Vietnam’s covid-19 task force has announced it plans to stick to a strategy of containing COVID-19 rather than rush into a vaccine that could be financially risky for the country. Vietnam like Thailand has been able to keep a lid on the pandemic that has been ravishing most of Europe and the United States.
Through months of aggressive mass testing, military-run centralized quarantine and early border closures. Vietnam has kept its coronavirus tally to just 1,210 cases. Vietnam has also gone over two months without a community transmission of Covid-19.

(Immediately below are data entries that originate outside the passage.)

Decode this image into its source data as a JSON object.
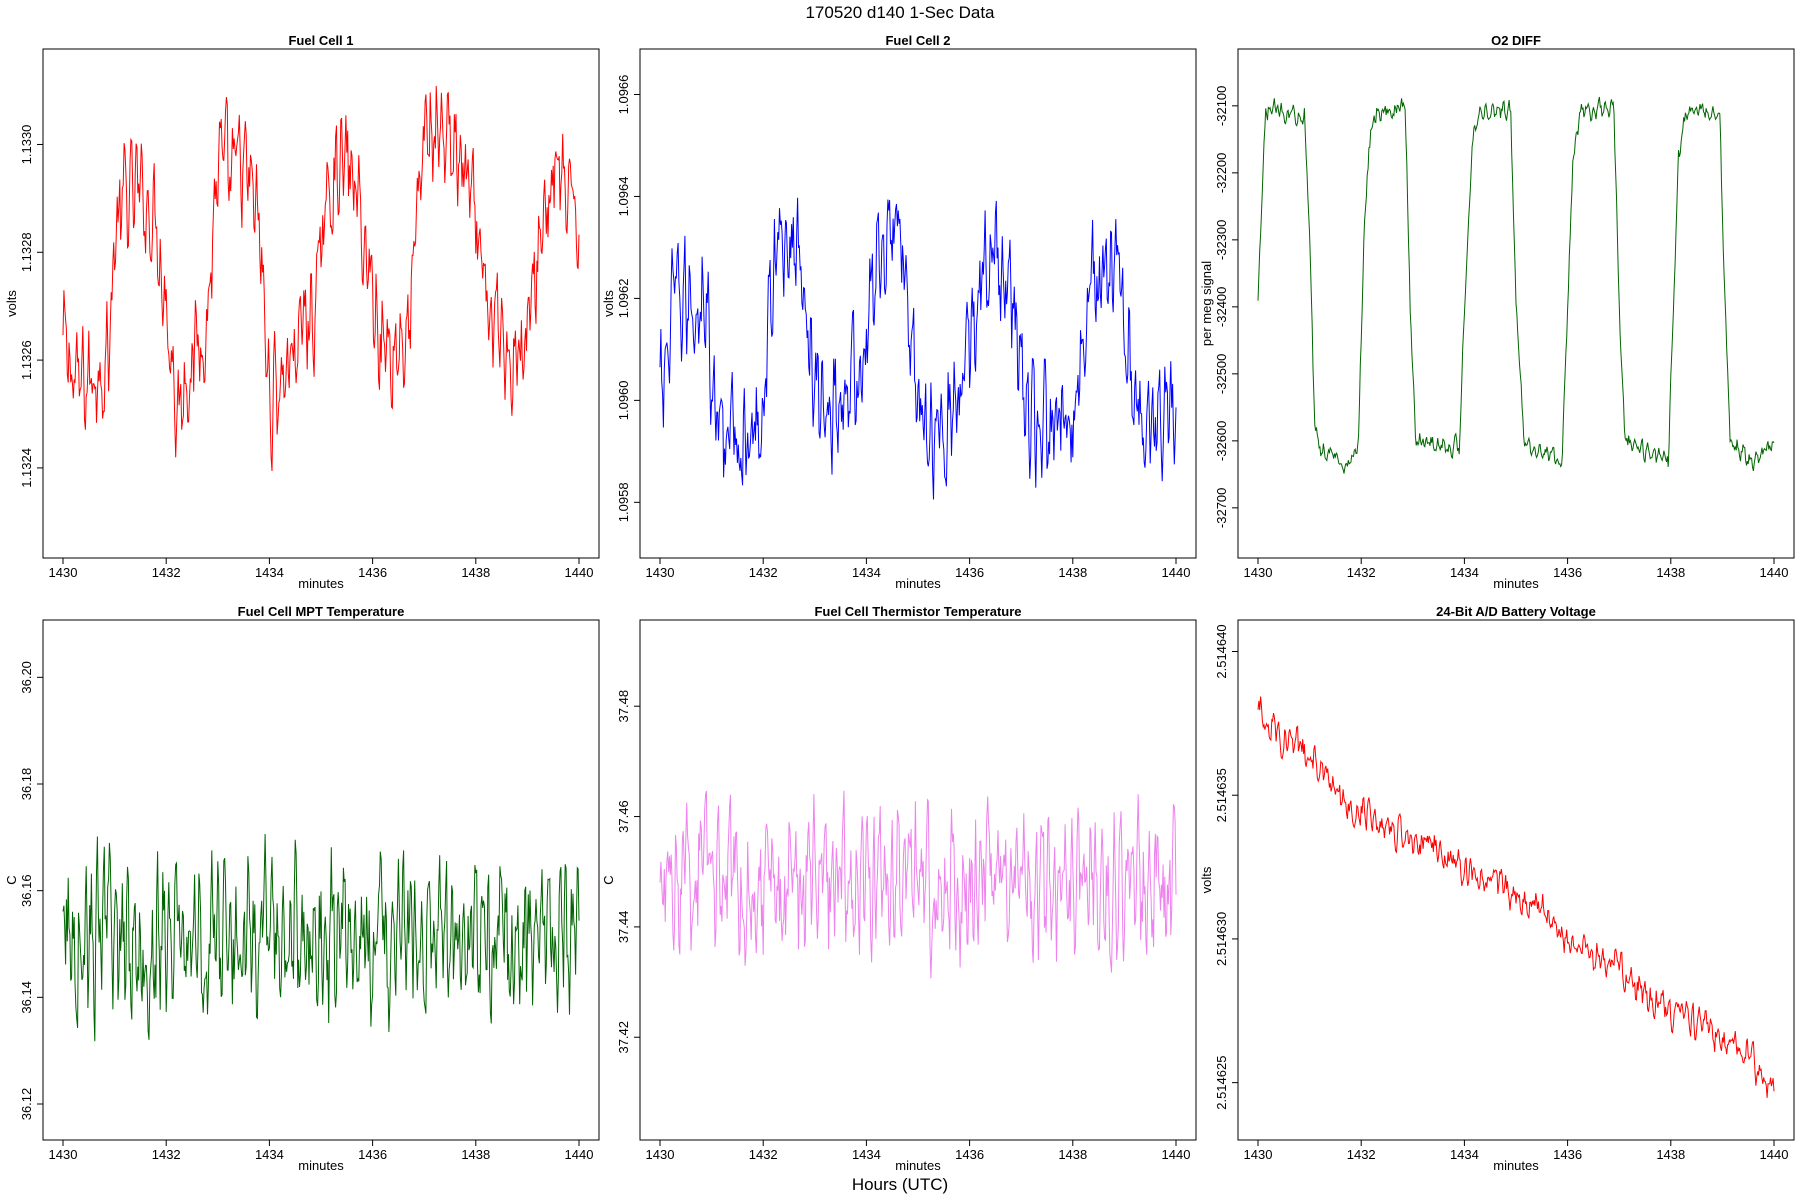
{
  "figure": {
    "main_title": "170520   d140   1-Sec Data",
    "bottom_label": "Hours (UTC)"
  },
  "chart_data": [
    {
      "type": "line",
      "title": "Fuel Cell 1",
      "xlabel": "minutes",
      "ylabel": "volts",
      "color": "#ff0000",
      "xlim": [
        1430,
        1440
      ],
      "ylim": [
        1.13227,
        1.13314
      ],
      "x_ticks": [
        1430,
        1432,
        1434,
        1436,
        1438,
        1440
      ],
      "y_ticks": [
        1.1324,
        1.1326,
        1.1328,
        1.133
      ],
      "y_tick_labels": [
        "1.1324",
        "1.1326",
        "1.1328",
        "1.1330"
      ],
      "x": [
        1430.0,
        1430.3,
        1430.6,
        1430.9,
        1431.0,
        1431.2,
        1431.5,
        1431.8,
        1432.0,
        1432.2,
        1432.4,
        1432.6,
        1432.8,
        1433.0,
        1433.2,
        1433.5,
        1433.8,
        1434.0,
        1434.3,
        1434.6,
        1434.9,
        1435.1,
        1435.3,
        1435.6,
        1435.9,
        1436.2,
        1436.4,
        1436.7,
        1437.0,
        1437.3,
        1437.6,
        1437.9,
        1438.2,
        1438.5,
        1438.8,
        1439.0,
        1439.3,
        1439.6,
        1439.8,
        1440.0
      ],
      "values": [
        1.13263,
        1.13255,
        1.13257,
        1.13262,
        1.13283,
        1.1329,
        1.13291,
        1.13286,
        1.13272,
        1.1325,
        1.13258,
        1.13262,
        1.13268,
        1.13297,
        1.13294,
        1.13296,
        1.13285,
        1.13252,
        1.13258,
        1.13265,
        1.1327,
        1.13289,
        1.13297,
        1.13295,
        1.13278,
        1.13263,
        1.13262,
        1.13265,
        1.13302,
        1.13303,
        1.13299,
        1.1329,
        1.13269,
        1.13265,
        1.13261,
        1.13264,
        1.13287,
        1.13296,
        1.13287,
        1.13287
      ],
      "noise": 0.00012
    },
    {
      "type": "line",
      "title": "Fuel Cell 2",
      "xlabel": "minutes",
      "ylabel": "volts",
      "color": "#0000ff",
      "xlim": [
        1430,
        1440
      ],
      "ylim": [
        1.09573,
        1.09665
      ],
      "x_ticks": [
        1430,
        1432,
        1434,
        1436,
        1438,
        1440
      ],
      "y_ticks": [
        1.0958,
        1.096,
        1.0962,
        1.0964,
        1.0966
      ],
      "y_tick_labels": [
        "1.0958",
        "1.0960",
        "1.0962",
        "1.0964",
        "1.0966"
      ],
      "x": [
        1430.0,
        1430.3,
        1430.6,
        1430.9,
        1431.0,
        1431.2,
        1431.5,
        1431.8,
        1432.0,
        1432.2,
        1432.5,
        1432.8,
        1433.0,
        1433.3,
        1433.6,
        1433.9,
        1434.2,
        1434.5,
        1434.8,
        1435.0,
        1435.3,
        1435.6,
        1435.9,
        1436.2,
        1436.5,
        1436.8,
        1437.1,
        1437.4,
        1437.7,
        1438.0,
        1438.3,
        1438.6,
        1438.9,
        1439.2,
        1439.5,
        1439.8,
        1440.0
      ],
      "values": [
        1.096,
        1.0962,
        1.09618,
        1.09622,
        1.096,
        1.09594,
        1.09592,
        1.0959,
        1.096,
        1.09628,
        1.09632,
        1.09625,
        1.096,
        1.09598,
        1.09602,
        1.09605,
        1.09628,
        1.09635,
        1.09626,
        1.09598,
        1.09596,
        1.09597,
        1.09601,
        1.09624,
        1.09628,
        1.09622,
        1.09598,
        1.09594,
        1.09593,
        1.09596,
        1.0962,
        1.09623,
        1.09625,
        1.096,
        1.09598,
        1.09597,
        1.09598
      ],
      "noise": 0.00014
    },
    {
      "type": "line",
      "title": "O2 DIFF",
      "xlabel": "minutes",
      "ylabel": "per meg signal",
      "color": "#006400",
      "xlim": [
        1430,
        1440
      ],
      "ylim": [
        -32745,
        -32045
      ],
      "x_ticks": [
        1430,
        1432,
        1434,
        1436,
        1438,
        1440
      ],
      "y_ticks": [
        -32700,
        -32600,
        -32500,
        -32400,
        -32300,
        -32200,
        -32100
      ],
      "y_tick_labels": [
        "-32700",
        "-32600",
        "-32500",
        "-32400",
        "-32300",
        "-32200",
        "-32100"
      ],
      "x": [
        1430.0,
        1430.05,
        1430.15,
        1430.3,
        1430.6,
        1430.9,
        1431.0,
        1431.1,
        1431.2,
        1431.5,
        1431.8,
        1431.95,
        1432.05,
        1432.15,
        1432.25,
        1432.6,
        1432.85,
        1432.95,
        1433.05,
        1433.15,
        1433.5,
        1433.9,
        1434.0,
        1434.15,
        1434.25,
        1434.6,
        1434.9,
        1435.0,
        1435.15,
        1435.25,
        1435.6,
        1435.9,
        1436.0,
        1436.1,
        1436.25,
        1436.5,
        1436.9,
        1437.0,
        1437.1,
        1437.25,
        1437.6,
        1437.95,
        1438.05,
        1438.15,
        1438.3,
        1438.6,
        1438.95,
        1439.05,
        1439.15,
        1439.3,
        1439.6,
        1440.0
      ],
      "values": [
        -32400,
        -32290,
        -32110,
        -32105,
        -32110,
        -32110,
        -32300,
        -32580,
        -32610,
        -32625,
        -32635,
        -32600,
        -32300,
        -32160,
        -32110,
        -32105,
        -32100,
        -32400,
        -32590,
        -32600,
        -32605,
        -32610,
        -32400,
        -32160,
        -32110,
        -32105,
        -32110,
        -32400,
        -32590,
        -32605,
        -32615,
        -32625,
        -32400,
        -32180,
        -32110,
        -32105,
        -32105,
        -32400,
        -32590,
        -32610,
        -32620,
        -32625,
        -32400,
        -32180,
        -32110,
        -32105,
        -32110,
        -32400,
        -32600,
        -32610,
        -32630,
        -32610
      ],
      "noise": 18
    },
    {
      "type": "line",
      "title": "Fuel Cell MPT Temperature",
      "xlabel": "minutes",
      "ylabel": "C",
      "color": "#006400",
      "xlim": [
        1430,
        1440
      ],
      "ylim": [
        36.117,
        36.207
      ],
      "x_ticks": [
        1430,
        1432,
        1434,
        1436,
        1438,
        1440
      ],
      "y_ticks": [
        36.12,
        36.14,
        36.16,
        36.18,
        36.2
      ],
      "y_tick_labels": [
        "36.12",
        "36.14",
        "36.16",
        "36.18",
        "36.20"
      ],
      "x": [
        1430.0,
        1440.0
      ],
      "values": [
        36.151,
        36.151
      ],
      "noise": 0.018
    },
    {
      "type": "line",
      "title": "Fuel Cell Thermistor Temperature",
      "xlabel": "minutes",
      "ylabel": "C",
      "color": "#ee82ee",
      "xlim": [
        1430,
        1440
      ],
      "ylim": [
        37.405,
        37.492
      ],
      "x_ticks": [
        1430,
        1432,
        1434,
        1436,
        1438,
        1440
      ],
      "y_ticks": [
        37.42,
        37.44,
        37.46,
        37.48
      ],
      "y_tick_labels": [
        "37.42",
        "37.44",
        "37.46",
        "37.48"
      ],
      "x": [
        1430.0,
        1440.0
      ],
      "values": [
        37.448,
        37.448
      ],
      "noise": 0.016
    },
    {
      "type": "line",
      "title": "24-Bit A/D Battery Voltage",
      "xlabel": "minutes",
      "ylabel": "volts",
      "color": "#ff0000",
      "xlim": [
        1430,
        1440
      ],
      "ylim": [
        2.5146237,
        2.5146404
      ],
      "x_ticks": [
        1430,
        1432,
        1434,
        1436,
        1438,
        1440
      ],
      "y_ticks": [
        2.514625,
        2.51463,
        2.514635,
        2.51464
      ],
      "y_tick_labels": [
        "2.514625",
        "2.514630",
        "2.514635",
        "2.514640"
      ],
      "x": [
        1430.0,
        1430.5,
        1431.0,
        1431.5,
        1432.0,
        1432.5,
        1433.0,
        1433.5,
        1434.0,
        1434.5,
        1435.0,
        1435.5,
        1436.0,
        1436.5,
        1437.0,
        1437.5,
        1438.0,
        1438.5,
        1439.0,
        1439.5,
        1439.85,
        1440.0
      ],
      "values": [
        2.514638,
        2.514637,
        2.5146365,
        2.514635,
        2.5146345,
        2.514634,
        2.5146335,
        2.514633,
        2.5146325,
        2.514632,
        2.5146315,
        2.514631,
        2.51463,
        2.5146295,
        2.514629,
        2.514628,
        2.5146275,
        2.514627,
        2.5146265,
        2.514626,
        2.514625,
        2.514625
      ],
      "noise": 7e-07
    }
  ]
}
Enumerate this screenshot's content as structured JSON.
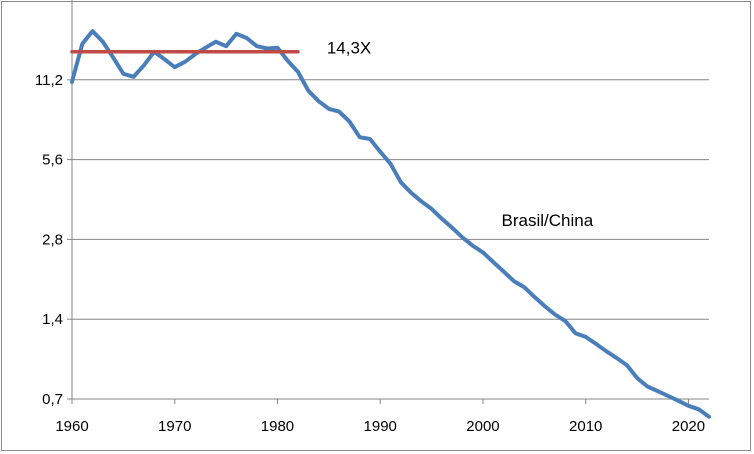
{
  "chart_data": {
    "type": "line",
    "title": "",
    "xlabel": "",
    "ylabel": "",
    "y_scale": "log2",
    "xlim": [
      1960,
      2022
    ],
    "ylim": [
      0.7,
      22.4
    ],
    "x_ticks": [
      "1960",
      "1970",
      "1980",
      "1990",
      "2000",
      "2010",
      "2020"
    ],
    "y_ticks": [
      "0,7",
      "1,4",
      "2,8",
      "5,6",
      "11,2"
    ],
    "grid": "horizontal",
    "series": [
      {
        "name": "Brasil/China",
        "color": "#4a7ebb",
        "x": [
          1960,
          1961,
          1962,
          1963,
          1964,
          1965,
          1966,
          1967,
          1968,
          1969,
          1970,
          1971,
          1972,
          1973,
          1974,
          1975,
          1976,
          1977,
          1978,
          1979,
          1980,
          1981,
          1982,
          1983,
          1984,
          1985,
          1986,
          1987,
          1988,
          1989,
          1990,
          1991,
          1992,
          1993,
          1994,
          1995,
          1996,
          1997,
          1998,
          1999,
          2000,
          2001,
          2002,
          2003,
          2004,
          2005,
          2006,
          2007,
          2008,
          2009,
          2010,
          2011,
          2012,
          2013,
          2014,
          2015,
          2016,
          2017,
          2018,
          2019,
          2020,
          2021,
          2022
        ],
        "values": [
          11.0,
          15.3,
          17.1,
          15.6,
          13.6,
          11.8,
          11.5,
          12.7,
          14.3,
          13.4,
          12.5,
          13.1,
          14.0,
          14.8,
          15.6,
          15.0,
          16.7,
          16.1,
          15.0,
          14.7,
          14.8,
          13.2,
          12.0,
          10.2,
          9.3,
          8.7,
          8.5,
          7.8,
          6.8,
          6.7,
          6.0,
          5.4,
          4.6,
          4.2,
          3.9,
          3.65,
          3.35,
          3.1,
          2.85,
          2.65,
          2.5,
          2.3,
          2.12,
          1.95,
          1.85,
          1.7,
          1.57,
          1.46,
          1.38,
          1.24,
          1.2,
          1.13,
          1.06,
          1.0,
          0.94,
          0.84,
          0.78,
          0.75,
          0.72,
          0.69,
          0.66,
          0.64,
          0.6
        ]
      },
      {
        "name": "",
        "color": "#be4b48",
        "x": [
          1960,
          1982
        ],
        "values": [
          14.3,
          14.3
        ]
      }
    ],
    "annotations": [
      {
        "text": "14,3X",
        "x": 1985,
        "y": 14.3
      },
      {
        "text": "Brasil/China",
        "x": 2002,
        "y": 3.2
      }
    ]
  }
}
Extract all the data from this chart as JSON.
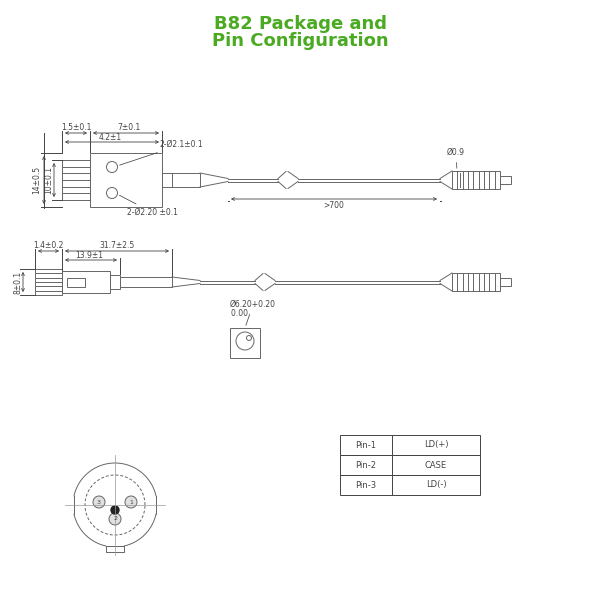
{
  "title_line1": "B82 Package and",
  "title_line2": "Pin Configuration",
  "title_color": "#4aaa22",
  "bg_color": "#ffffff",
  "line_color": "#666666",
  "dim_color": "#444444",
  "dim_fontsize": 5.5,
  "title_fontsize": 13,
  "pin_table": {
    "pins": [
      "Pin-1",
      "Pin-2",
      "Pin-3"
    ],
    "labels": [
      "LD(+)",
      "CASE",
      "LD(-)"
    ]
  },
  "top_dims": {
    "d1": "1.5±0.1",
    "d2": "7±0.1",
    "d3": "4.2±1",
    "d4": "2-Ø2.1±0.1",
    "d5": "14±0.5",
    "d6": "10±0.1",
    "d7": "2-Ø2.20 ±0.1",
    "d8": ">700",
    "d9": "Ø0.9"
  },
  "bot_dims": {
    "d1": "31.7±2.5",
    "d2": "13.9±1",
    "d3": "1.4±0.2",
    "d4": "8±0.1",
    "d5_line1": "Ø6.20+0.20",
    "d5_line2": "        0.00"
  }
}
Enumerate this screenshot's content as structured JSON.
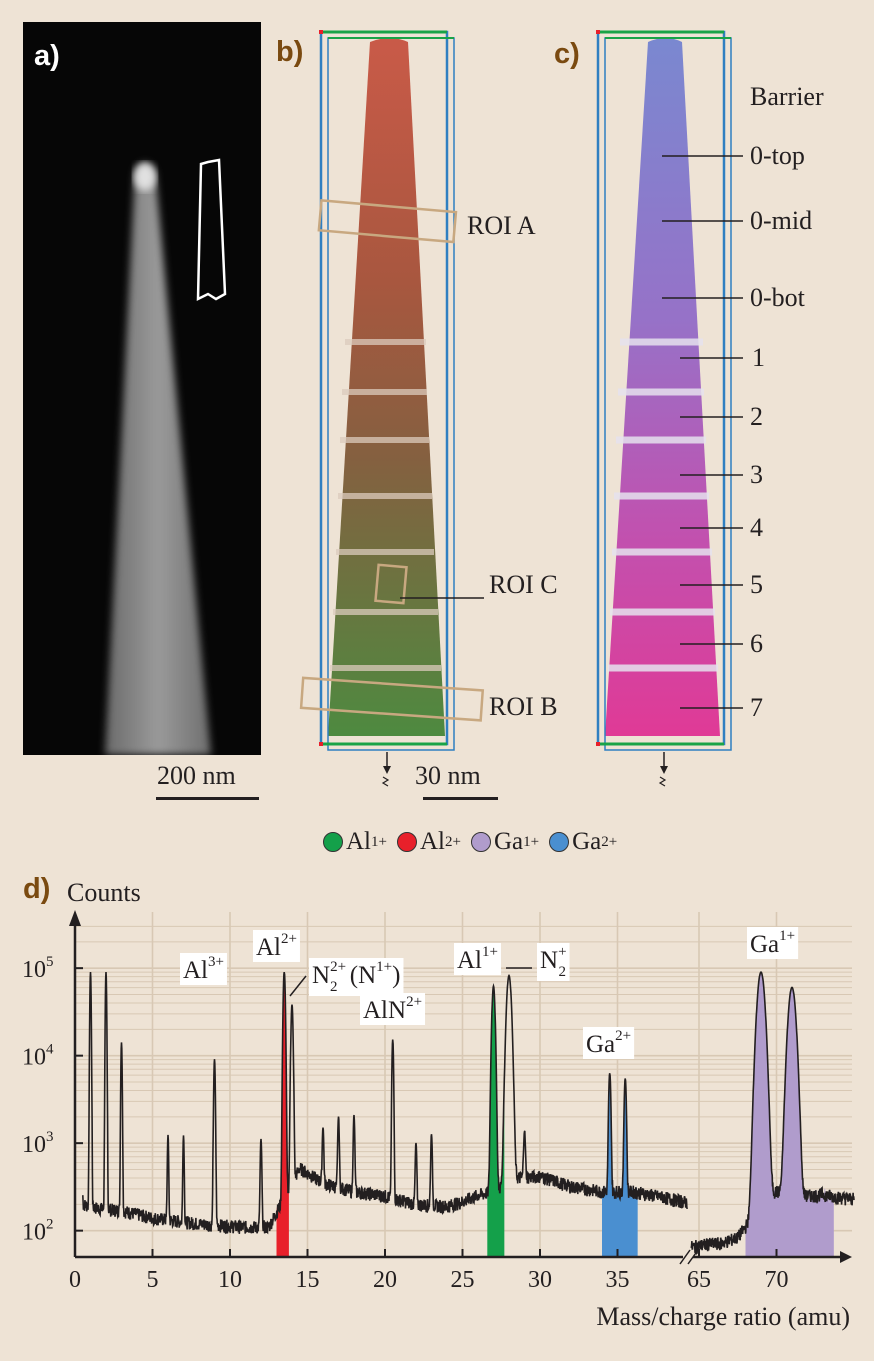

Even more only 35 people have died from COVID-19 in Vietnam, according to official data. Vietnam and Thailand have both been widely praised for their decisive response to quelling outbreaks.
“The vaccine is a story for the future,” task force chief and deputy prime minister, Vu Duc Dam, told CNA.
“Demand is far higher than supply, and we have to pay large deposits to secure our position, which I see as very high risk and a waste of money and time.” “We will continue to deal with COVID as we are now,” he said.
Vietnam registered for Russian made Covid-19 Vaccine
In August, as Vietnam fought a new outbreak of the virus after more than three months without local transmission. Hanoi said it had registered to buy 50 million to 150 million doses of a Russian vaccine.
Vu Duc Dam said Vietnam will also buy from Britain. Where it has a partnership to develop a homegrown vaccine with the University of Bristol.
“We have to be prepared for the fact that the pandemic will not end until 2021,” said Dam. “Our homegrown vaccine will enter human trials this month but won’t be available until end-2021.”
Vietnam has spent nearly US$776.7 million on containing the virus and its impacts, official data shows. Its measures have put its economy on track to recover faster than most.
In September, the government said it was targeting gross domestic product growth of 2.0 per cent to 2.5 per cent this year and 6.7 per cent in 2021.
Meanwhile, Thailand has largely avoided widespread community transmission of Covid-19. However the kingdom is not faring well on the economic front, with a projected contraction of 7.1 percent this year.
As a region, Southeast Asia has fared relatively well in keeping coronavirus cases low, with the notable exceptions of the Philippines and Indonesia.
However, national economies across the region have struggled to stay afloat as countries underwent quarantine and lockdown measures, exports sank and tourism came to a halt.